Eastern Catholic Spirituality

"The Word became flesh to make us 'partakers of the divine nature'
[2 Pet 1:4]

'For this is why the Word became man, and the Son of God became the Son of man: so that man, by entering into communion with the Word and thus receiving divine sonship, might become a son of God. '[St. Irenaeus, Adv. haeres]

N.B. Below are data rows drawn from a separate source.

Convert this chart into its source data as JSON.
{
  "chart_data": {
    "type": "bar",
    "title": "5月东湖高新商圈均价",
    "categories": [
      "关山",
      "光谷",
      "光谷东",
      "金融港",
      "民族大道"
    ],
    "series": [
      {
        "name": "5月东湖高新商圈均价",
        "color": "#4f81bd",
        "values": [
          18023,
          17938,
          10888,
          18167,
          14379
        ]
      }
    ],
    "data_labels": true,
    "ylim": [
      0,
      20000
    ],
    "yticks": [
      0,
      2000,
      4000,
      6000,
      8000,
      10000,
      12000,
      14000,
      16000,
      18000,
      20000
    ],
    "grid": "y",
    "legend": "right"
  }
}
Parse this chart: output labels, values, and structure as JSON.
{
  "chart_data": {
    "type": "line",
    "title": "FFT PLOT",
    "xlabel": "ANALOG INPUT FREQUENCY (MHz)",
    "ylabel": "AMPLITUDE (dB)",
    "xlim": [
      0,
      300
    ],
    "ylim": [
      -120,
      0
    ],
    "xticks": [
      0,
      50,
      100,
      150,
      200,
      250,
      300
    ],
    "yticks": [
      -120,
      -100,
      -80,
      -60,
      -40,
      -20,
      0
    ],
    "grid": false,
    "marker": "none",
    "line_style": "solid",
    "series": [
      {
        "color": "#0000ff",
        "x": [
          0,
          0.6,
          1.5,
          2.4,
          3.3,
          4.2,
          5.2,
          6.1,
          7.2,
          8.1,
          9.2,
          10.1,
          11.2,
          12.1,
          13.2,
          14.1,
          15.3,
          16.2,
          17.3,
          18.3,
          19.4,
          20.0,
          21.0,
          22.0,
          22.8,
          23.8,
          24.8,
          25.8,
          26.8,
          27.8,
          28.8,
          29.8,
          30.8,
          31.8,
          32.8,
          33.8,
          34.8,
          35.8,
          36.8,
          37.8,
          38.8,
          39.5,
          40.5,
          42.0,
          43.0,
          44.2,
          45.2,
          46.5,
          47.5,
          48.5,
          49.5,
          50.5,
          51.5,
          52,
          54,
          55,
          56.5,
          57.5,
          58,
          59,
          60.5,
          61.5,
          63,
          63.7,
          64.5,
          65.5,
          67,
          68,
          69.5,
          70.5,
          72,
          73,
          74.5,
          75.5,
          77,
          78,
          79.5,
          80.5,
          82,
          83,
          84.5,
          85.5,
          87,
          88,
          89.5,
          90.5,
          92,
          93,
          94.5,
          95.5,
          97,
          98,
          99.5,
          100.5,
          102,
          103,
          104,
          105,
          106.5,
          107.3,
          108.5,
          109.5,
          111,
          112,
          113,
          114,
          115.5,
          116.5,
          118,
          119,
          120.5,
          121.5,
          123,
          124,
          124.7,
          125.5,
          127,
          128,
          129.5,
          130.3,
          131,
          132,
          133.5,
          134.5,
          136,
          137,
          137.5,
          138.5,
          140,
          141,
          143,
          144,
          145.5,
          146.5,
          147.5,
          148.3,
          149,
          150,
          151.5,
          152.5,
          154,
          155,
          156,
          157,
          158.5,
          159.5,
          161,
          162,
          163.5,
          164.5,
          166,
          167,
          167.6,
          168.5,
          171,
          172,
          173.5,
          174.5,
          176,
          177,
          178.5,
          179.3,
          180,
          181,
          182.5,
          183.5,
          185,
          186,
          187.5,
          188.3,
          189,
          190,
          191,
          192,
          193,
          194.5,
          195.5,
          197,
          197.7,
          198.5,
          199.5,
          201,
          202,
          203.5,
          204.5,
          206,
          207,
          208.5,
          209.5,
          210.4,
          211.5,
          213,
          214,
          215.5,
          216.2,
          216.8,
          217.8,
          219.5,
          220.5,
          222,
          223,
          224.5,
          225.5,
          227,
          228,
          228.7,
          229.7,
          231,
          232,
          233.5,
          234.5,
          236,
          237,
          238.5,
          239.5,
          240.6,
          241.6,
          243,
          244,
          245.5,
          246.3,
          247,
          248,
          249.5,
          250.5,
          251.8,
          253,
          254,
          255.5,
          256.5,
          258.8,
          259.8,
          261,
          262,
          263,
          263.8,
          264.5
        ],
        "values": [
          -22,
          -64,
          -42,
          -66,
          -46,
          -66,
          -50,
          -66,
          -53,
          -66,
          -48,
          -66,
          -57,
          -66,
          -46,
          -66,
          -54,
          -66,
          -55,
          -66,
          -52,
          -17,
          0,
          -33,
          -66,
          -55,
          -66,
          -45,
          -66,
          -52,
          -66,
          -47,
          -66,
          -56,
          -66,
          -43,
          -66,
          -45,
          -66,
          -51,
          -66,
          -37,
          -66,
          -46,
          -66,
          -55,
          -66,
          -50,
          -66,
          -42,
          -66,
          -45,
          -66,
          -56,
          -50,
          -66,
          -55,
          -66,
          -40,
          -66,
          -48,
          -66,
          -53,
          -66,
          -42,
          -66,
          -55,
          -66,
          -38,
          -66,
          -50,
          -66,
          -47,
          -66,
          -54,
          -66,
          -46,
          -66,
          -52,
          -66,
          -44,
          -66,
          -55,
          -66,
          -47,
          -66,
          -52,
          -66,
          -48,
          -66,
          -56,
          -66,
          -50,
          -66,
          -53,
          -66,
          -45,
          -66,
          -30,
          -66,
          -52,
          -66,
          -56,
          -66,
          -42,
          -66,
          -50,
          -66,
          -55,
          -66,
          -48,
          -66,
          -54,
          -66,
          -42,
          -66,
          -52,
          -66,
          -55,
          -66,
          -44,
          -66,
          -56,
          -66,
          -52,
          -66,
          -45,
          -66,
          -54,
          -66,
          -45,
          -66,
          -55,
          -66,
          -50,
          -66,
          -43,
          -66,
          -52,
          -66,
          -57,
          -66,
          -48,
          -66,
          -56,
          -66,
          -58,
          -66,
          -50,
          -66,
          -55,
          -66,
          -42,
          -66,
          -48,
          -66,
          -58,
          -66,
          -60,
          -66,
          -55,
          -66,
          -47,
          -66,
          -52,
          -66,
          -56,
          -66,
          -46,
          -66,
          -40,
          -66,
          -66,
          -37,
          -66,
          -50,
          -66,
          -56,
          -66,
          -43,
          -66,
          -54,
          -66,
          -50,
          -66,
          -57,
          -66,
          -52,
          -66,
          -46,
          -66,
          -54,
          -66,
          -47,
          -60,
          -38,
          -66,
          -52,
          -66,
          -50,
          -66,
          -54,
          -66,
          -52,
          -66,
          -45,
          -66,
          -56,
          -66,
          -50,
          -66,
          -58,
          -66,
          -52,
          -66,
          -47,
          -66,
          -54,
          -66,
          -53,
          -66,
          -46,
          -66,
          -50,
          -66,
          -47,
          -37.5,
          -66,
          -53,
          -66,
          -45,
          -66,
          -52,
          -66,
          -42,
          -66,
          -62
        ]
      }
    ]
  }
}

'The only-begotten Son of God, wanting to make us sharers in his divinity, assumed our nature, so that he, made man, might make men gods.'
[St. Thomas Aquinas, Opusc.]"
[CCC 460]

The Eastern Catholic tradition emphasizes a number of beliefs or attitudes regarding the spiritual life. These include:

  1. A profound and humble respect for the Holy Mysteries of God
  2. A focus on the reality of divinization, the partaking of the divine nature of the Triune God
  3. A 'public' life of liturgical worship, fellowship and service
  4. A 'secret' life of prayer, fasting and sharing

The central emphasis of Eastern Catholic spirituality is on the important belief that we are called "to become partakers of the divine nature" (2 Peter 1:4), not merely to be 'saved' from sin. We truly do become filled with the Holy and Gracious Life of the Triune God at Baptism, and do become true children of God.

This participation in the divine nature is commonly called "divinization" or "deification." We are invited to live the very life of God, to be intimately related to God, to be united to Christ, and to have the Holy Spirit dwell within us! The Church Fathers saw this as the reason for Christ's coming: "God became man so that man might become God." (St. Athanasius).